The FEMA report identified several important aspects of a strong El Niño pattern. Not only are there more wet days, but the wet days tend to be wetter than a normal rainy winter day. Looking at records from the 1997-98 El Niño, several California communities experienced rain on 25 or more days in both January and February.
“The lack of any significant letup in rains allowed almost no days for drying,” the report’s authors wrote. “Each period of heavy rain sent more earth sliding to lower elevations at a number of locations in the central and south part of the state.”
“Understand the risk of where you live and where are the flood areas,” advised Robert Fenton, the FEMA Region 9 administrator. “Have a plan; know where to go during and after the storm.”
This would include extra batteries, a radio, flashlights and potable water.
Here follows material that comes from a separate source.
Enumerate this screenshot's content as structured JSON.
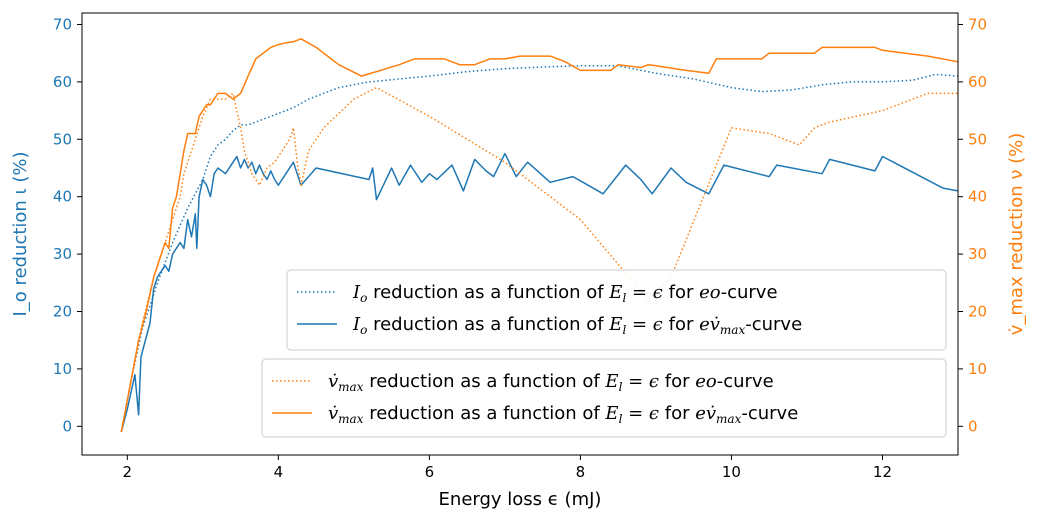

He recommended individuals purchase flood insurance. Already this fall, more than 7,100 new policies have been issued.
But FEMA did identify a slight silver lining in the four-year drought: “There is a reduced expectation for main-stem river flooding compared to previous El Niño seasons. This is mainly attributed to the drought and current reservoir capacity to store more water.”
Because of the drought, storage basins are much lower than in 1997-98, thus they have more capacity to store water as streams and rivers flow into the storage areas. For example, in 1997, Lake Perris was at 81 percent of its capacity. In October 2015, it was at 36 percent of capacity.
However, the severity of the drought has hardened soils, and during and after the first rains, soil may “act like cement, making it difficult to soak up rains increasing run off … From a meteorology standpoint, this is the greater concern for flooding for this upcoming season,” according to the report.
Todd Morris of the National Weather Service advised, “The current El Niño has reached the strong category … This one is very similar to the 1997 El Niño, at least to its strength and may exceed it within 30 days … The impacts will be seen mainly in January through March and it has the potential for one of the strongest El Niños in history.”
Mark Ghilarducci, director of California’s Office of Emergency Service, said besides flooding, residents should be aware of areas where soils and rocks could move and slide, such as the Mountain Fire burned areas. “Debris could tumble down with little warning,” he said. “We want to empower the public with as much information as possible.”